A: Not to worry! Let's take a look: 

Cathy's Salary is 3/7 of Nora's salary and (Cathy's salary) is also 5/4 of Teresa's salary.

C = (3/7)N

C is also equal to (5/4)T

So we can set:

(3/7)N = (5/4)T

Now, I isolate N by multiplying both sides of the equation by (7/3), the reciprocal of 3/7.

(7/3)(3/7)N = (7/3)(5/4)T

(7/3)(3/7) = 1 so (7/3)(3/7)N just equals N.

N = (7/3)(5/4)T =

(35/12)T

Q: The lesson doesn't really explain why we multiply by the reciprocal to get the answer in the second problem. I am very confused.

A: Happy to help!

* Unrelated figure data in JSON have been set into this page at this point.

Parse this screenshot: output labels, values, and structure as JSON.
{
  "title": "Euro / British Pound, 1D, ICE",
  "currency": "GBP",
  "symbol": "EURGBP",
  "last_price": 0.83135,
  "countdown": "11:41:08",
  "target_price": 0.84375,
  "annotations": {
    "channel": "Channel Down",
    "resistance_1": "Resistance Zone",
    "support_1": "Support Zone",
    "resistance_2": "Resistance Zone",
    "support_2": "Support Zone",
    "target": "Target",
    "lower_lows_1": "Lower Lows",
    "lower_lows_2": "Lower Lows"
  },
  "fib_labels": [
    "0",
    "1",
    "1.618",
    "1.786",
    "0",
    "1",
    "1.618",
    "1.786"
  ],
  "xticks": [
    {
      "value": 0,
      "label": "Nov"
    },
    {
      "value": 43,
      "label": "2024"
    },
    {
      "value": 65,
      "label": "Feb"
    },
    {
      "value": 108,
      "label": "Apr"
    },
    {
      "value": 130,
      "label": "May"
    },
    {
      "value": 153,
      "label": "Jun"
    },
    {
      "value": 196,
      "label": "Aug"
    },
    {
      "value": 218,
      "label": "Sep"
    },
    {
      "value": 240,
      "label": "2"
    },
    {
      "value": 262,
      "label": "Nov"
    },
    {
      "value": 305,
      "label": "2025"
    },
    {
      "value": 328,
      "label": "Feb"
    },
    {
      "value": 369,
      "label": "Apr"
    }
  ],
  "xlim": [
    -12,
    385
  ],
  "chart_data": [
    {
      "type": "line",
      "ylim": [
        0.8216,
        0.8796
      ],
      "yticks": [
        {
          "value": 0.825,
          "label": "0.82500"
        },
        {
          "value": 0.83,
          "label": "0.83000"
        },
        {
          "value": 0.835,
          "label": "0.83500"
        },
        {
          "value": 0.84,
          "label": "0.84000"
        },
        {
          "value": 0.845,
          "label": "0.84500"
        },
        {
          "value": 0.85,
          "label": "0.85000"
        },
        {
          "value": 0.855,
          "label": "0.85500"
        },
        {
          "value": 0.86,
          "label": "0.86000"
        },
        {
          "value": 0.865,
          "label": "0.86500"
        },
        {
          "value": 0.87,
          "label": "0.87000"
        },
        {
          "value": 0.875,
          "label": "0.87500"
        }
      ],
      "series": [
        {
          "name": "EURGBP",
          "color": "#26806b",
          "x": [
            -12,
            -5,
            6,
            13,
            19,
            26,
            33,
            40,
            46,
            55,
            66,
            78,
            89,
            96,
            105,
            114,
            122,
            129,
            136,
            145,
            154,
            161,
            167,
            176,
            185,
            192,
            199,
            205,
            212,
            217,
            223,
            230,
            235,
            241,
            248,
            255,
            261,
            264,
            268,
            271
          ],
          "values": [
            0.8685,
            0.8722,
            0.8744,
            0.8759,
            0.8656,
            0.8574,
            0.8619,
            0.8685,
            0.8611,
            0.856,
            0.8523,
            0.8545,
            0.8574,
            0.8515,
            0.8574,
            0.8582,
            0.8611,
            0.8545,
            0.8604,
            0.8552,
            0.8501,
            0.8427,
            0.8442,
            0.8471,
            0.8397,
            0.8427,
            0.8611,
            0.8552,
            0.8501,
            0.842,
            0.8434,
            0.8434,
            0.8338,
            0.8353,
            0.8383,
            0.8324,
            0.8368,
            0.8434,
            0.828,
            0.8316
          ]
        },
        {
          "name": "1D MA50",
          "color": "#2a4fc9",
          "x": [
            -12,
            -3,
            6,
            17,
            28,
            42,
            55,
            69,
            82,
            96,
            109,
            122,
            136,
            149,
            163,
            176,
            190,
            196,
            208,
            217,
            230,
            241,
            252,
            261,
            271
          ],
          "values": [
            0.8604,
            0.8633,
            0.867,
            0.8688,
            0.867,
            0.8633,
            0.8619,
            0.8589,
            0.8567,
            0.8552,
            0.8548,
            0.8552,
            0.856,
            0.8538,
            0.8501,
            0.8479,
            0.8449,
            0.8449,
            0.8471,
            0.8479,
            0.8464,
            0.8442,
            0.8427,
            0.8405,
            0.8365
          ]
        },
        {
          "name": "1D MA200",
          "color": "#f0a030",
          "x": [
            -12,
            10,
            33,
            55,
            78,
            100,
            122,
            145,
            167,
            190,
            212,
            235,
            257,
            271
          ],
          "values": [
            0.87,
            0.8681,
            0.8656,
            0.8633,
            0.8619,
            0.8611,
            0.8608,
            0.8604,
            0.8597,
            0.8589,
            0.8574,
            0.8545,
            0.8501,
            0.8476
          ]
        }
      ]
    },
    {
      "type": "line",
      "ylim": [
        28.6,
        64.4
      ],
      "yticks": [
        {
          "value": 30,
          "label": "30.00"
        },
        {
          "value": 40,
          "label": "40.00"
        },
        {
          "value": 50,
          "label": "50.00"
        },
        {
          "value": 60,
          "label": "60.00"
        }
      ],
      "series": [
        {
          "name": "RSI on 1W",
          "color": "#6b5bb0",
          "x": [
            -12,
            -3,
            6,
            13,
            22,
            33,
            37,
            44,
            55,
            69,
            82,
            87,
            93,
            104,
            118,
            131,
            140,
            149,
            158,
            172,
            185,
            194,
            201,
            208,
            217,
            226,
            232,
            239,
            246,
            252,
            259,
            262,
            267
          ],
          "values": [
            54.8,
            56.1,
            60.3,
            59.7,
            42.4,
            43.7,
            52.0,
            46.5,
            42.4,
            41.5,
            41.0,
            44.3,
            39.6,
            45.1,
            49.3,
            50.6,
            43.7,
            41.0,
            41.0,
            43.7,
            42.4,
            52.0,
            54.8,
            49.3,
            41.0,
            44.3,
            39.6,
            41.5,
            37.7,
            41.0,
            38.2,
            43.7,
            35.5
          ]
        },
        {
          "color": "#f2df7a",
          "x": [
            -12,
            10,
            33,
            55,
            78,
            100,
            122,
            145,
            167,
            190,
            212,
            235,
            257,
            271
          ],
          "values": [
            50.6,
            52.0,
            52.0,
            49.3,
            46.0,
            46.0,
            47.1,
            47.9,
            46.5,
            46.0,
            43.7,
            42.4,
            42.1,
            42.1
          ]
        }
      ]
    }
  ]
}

This is just an extension of one of the rules of working with algebraic expressions: when trying to isolate a variable, you can perform a number of operations to both sides of an equation, but they have to be done to both sides.

So, for example, say I have this equation:

x/2 = 4

If I want to get x alone, I multiply it by 2. But I also have to do the same to the other side:

x/2 = 4 2x/2 = 2 * 4 x = 8

Now, let's try that with this equation:

2x/7 = y

First, I multiply out that 7:

(7 * 2x)/7 = 7 * y 2x = 7y

Then, I divide out the 2:

2x/2 = 7y/2 x = 7y/2

Look again at my original and final equations:

2x/7 = y x = 7y/2

In order to isolate x, I multiplied y by the reciprocal of the fraction on the left side. That's just the easier, faster way to do it. It's shorthand for the same process.

In the lesson video, there were two cases of expressions like that:

300 = 2r/7 7 * 300 = 2r 7 * 300 / 2= r

And here's the other:

c = 3n/7  7c = 3n 7c/3 = n